The assumption is that the function run_iter() will have finished when you call rdtsc() after it returns. But what may really happen is that some load from memory in run_iter misses in the cache, and the processor holds that load waiting on memory but it can continue executing independent instructions, it returns from the function (or the function was inlined by the compiler) and it sees the RDTSC at the return, so it dispatches that... hey, it isn't dependent on the load that missed in the cache and it isn't serializing so it's fair game.
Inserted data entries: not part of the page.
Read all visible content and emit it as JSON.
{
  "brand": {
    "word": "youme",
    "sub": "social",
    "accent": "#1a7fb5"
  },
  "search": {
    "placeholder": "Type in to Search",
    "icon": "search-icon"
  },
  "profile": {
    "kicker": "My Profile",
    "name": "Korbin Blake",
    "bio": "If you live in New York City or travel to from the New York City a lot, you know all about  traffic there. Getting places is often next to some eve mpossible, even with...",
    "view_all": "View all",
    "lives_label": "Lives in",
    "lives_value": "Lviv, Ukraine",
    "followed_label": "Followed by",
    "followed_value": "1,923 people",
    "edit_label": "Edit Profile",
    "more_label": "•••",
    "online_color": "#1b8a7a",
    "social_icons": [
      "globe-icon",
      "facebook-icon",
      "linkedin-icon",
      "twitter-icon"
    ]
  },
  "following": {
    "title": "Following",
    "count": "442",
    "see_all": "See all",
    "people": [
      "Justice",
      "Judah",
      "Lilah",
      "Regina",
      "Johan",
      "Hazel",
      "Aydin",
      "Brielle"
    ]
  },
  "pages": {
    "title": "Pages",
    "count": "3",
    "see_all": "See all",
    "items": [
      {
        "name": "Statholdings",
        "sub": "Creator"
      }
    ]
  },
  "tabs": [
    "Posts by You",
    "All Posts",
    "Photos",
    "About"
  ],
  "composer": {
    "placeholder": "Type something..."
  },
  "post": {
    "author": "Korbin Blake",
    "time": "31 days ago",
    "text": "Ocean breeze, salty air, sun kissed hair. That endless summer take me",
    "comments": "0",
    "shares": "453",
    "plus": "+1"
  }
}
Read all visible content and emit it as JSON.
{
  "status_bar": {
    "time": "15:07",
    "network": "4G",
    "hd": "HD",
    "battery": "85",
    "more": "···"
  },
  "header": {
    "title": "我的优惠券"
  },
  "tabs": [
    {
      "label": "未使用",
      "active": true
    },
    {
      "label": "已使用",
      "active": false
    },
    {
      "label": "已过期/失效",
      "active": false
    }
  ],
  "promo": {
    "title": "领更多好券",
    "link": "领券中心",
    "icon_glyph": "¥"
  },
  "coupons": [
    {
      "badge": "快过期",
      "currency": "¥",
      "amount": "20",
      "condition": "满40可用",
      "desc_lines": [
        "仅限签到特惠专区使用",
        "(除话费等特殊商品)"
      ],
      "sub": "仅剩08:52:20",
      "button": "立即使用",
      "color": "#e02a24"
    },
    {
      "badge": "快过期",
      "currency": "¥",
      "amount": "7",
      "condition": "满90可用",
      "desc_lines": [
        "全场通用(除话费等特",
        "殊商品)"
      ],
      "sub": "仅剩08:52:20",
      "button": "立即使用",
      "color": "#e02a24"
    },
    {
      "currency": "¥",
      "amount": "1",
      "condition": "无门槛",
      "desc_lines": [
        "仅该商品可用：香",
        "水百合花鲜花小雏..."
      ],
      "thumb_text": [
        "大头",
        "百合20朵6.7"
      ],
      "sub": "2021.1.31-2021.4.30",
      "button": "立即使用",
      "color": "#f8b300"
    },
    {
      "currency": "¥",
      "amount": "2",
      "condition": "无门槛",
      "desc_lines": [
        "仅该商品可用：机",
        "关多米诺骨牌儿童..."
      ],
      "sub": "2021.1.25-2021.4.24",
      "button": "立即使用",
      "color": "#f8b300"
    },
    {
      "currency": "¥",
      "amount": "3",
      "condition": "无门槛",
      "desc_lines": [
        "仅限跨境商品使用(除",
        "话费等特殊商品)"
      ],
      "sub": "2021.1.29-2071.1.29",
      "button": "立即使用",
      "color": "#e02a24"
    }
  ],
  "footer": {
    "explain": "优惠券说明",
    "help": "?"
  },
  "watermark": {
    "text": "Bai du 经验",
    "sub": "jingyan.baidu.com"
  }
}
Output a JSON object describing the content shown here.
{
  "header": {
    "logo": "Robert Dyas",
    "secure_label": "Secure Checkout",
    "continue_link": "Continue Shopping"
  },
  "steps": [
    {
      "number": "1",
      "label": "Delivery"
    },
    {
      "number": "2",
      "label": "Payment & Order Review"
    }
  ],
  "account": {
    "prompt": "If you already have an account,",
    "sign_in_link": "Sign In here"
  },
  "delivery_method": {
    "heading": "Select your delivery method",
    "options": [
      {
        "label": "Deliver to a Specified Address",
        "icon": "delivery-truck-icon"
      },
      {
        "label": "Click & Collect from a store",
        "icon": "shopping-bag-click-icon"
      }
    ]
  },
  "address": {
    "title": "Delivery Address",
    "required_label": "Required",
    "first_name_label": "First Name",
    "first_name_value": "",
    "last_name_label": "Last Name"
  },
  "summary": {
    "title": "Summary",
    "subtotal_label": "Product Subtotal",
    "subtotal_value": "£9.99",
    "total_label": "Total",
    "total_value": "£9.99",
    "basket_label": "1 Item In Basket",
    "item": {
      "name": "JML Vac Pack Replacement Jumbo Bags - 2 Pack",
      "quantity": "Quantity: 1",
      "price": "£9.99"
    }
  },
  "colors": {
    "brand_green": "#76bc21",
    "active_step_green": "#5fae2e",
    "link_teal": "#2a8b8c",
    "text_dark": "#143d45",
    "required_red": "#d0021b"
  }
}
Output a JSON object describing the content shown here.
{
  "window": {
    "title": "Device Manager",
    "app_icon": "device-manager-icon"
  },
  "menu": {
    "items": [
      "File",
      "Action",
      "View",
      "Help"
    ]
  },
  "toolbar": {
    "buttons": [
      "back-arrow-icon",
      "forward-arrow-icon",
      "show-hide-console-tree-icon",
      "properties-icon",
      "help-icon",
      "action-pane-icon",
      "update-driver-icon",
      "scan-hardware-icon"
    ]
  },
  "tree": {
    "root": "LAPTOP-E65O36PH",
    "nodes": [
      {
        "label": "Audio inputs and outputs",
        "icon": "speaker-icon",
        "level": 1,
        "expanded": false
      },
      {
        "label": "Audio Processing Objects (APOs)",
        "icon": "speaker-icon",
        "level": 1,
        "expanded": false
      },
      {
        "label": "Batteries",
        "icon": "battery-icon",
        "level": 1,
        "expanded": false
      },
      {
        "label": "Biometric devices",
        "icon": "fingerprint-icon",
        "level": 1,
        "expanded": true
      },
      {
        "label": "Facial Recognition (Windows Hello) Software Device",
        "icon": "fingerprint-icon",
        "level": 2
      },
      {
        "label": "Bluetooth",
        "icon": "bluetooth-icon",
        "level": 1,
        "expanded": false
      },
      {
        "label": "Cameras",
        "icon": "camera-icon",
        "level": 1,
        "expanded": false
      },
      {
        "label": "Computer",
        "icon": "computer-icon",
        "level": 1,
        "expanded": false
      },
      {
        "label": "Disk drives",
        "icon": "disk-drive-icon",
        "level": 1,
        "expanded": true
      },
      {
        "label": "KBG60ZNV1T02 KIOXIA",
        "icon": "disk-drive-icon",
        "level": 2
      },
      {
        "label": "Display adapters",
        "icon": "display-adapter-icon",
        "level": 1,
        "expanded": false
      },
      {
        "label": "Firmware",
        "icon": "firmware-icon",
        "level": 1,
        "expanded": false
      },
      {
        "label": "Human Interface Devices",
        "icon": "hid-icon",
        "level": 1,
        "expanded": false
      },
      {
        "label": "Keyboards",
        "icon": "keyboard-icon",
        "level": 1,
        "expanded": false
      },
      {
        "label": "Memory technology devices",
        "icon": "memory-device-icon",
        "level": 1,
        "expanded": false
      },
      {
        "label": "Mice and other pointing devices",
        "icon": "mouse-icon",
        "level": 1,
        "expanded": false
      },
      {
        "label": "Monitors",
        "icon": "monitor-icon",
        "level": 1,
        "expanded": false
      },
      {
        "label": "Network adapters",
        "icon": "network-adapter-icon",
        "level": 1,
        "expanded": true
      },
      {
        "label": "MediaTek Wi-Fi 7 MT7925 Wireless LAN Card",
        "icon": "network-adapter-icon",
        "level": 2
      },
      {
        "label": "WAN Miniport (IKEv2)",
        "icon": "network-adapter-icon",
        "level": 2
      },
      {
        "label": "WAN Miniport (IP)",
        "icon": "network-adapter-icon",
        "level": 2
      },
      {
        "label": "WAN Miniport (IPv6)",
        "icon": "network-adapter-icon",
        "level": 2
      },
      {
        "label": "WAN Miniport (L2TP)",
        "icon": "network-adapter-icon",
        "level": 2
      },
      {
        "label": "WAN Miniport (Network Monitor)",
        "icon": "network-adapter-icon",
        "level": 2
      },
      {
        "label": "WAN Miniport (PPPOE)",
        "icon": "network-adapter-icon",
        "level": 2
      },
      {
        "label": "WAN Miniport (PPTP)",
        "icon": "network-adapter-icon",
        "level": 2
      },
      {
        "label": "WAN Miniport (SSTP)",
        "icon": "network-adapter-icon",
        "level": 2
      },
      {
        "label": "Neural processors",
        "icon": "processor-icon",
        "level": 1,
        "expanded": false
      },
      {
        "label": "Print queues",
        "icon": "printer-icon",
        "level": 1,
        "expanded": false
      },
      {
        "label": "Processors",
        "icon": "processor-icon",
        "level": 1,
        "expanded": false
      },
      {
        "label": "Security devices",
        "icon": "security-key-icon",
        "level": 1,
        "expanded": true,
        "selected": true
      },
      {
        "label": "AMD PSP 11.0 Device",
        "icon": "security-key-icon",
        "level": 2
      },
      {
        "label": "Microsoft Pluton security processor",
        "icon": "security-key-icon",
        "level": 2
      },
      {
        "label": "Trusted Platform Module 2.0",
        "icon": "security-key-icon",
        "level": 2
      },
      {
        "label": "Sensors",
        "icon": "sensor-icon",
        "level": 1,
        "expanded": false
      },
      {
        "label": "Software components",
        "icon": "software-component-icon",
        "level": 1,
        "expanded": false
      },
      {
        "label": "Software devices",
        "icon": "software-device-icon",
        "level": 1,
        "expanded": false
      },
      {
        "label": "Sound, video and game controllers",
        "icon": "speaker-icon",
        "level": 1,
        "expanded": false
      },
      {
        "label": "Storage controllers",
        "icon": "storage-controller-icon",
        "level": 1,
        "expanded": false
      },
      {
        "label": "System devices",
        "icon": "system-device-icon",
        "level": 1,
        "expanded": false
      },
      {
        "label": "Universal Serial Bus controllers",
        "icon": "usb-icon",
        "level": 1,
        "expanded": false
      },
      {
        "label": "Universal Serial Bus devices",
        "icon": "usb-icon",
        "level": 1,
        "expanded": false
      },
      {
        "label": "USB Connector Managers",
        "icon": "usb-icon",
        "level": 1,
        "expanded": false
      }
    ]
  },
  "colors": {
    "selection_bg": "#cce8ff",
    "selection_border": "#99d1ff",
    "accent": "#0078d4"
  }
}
The RDTSC retires in 22 cycles, which is much faster than a cache miss that goes to DRAM (hundreds of cycles)... and all of a sudden you have under-reported the time it took to execute run_iter().

The outer loop measurement doesn't suffer from this, so it gives you the true overall time in cycles.

Suggested fix

Here's a simple helper struct/class that will allow you to account for time in various accumulators without "time leaks." Anytime you call the "split" member function you have to give it an accumulator variable, by reference, where it will accumulate the previous time interval:

struct Timer {
    uint64_t _previous_tsc;
    Timer() : _previous_tsc(rdtsc()) {}
    void split( uint64_t & accumulator )
    {
        uint64_t tmp = rdtsc();
        accumulator += tmp - _previous_tsc;
        _previous_tsc = tmp;
    }
};

Now you can use one instance to time the "splits" of your inner loop and another for the overall outer loop:

uint64_t flagtime    = 0; // outer loop

uint64_t otherTime   = 0; // inner split
uint64_t iterateTime = 0; // inner split
uint64_t loopTime    = 0; // inner split

Timer tsc_outer;
Timer tsc_inner;

while(! it2->done()) {

    tsc_inner.split( loopTime );

    bool cont = it2->Next();        //if we have more in the state table, we continue
    if(!cont) break;
    totalF2+=it2->value2();         //for experiment, recording the sum of v
    updates++;                      //for experiment, recording the number of updates

    tsc_inner.split( otherTime );

    run_iter(it2->key(), it2->value1(), it2->value2(), it2->value3());

    tsc_inner.split( iterateTime );
}
tsc_outer.split( flagtime );

This is now "tight" you won't miss any cycles. One caveat though, it still uses RDTSC instead of RDTSCP so it isn't serializing, which means you might still under-report the time spent in one split (like iterateTime) while over-report some other accumulator (like loopTime). Cache misses in run_iter() that aren't accounted for in iterateTime will be accounted for in loopTime.

Note: the Hypervisor of the Virtual Machine may be trapping RDTSC

One thing to note is that in a virtual machine it is possible that the hypervisor sets a control register to force the CPU to fault when a user level program attempts to execute RDTSC... that would definitely serialize execution, and would be a huge performance bottleneck. In these cases the hypervisor emulates execution of RDTSC and provides a virtual timestamp to the application. See SO question Weird program latency behavior on VM.

Initially I thought this wasn't the issue you were observing, I'm wondering now if it is. If in fact the virtual machine is trapping the RDTSC then you have to add the overhead of the hardware saving the VM registers, dispatching the kernel/hypervisor, and resuming your application after "fixing" EDX:EAX to emulate the RDTSC... 50 billion cycles is a long time, at 3 GHz that's over 16 seconds. That would explain why you had so much time missing... 11 billion cycles... (44 - 33).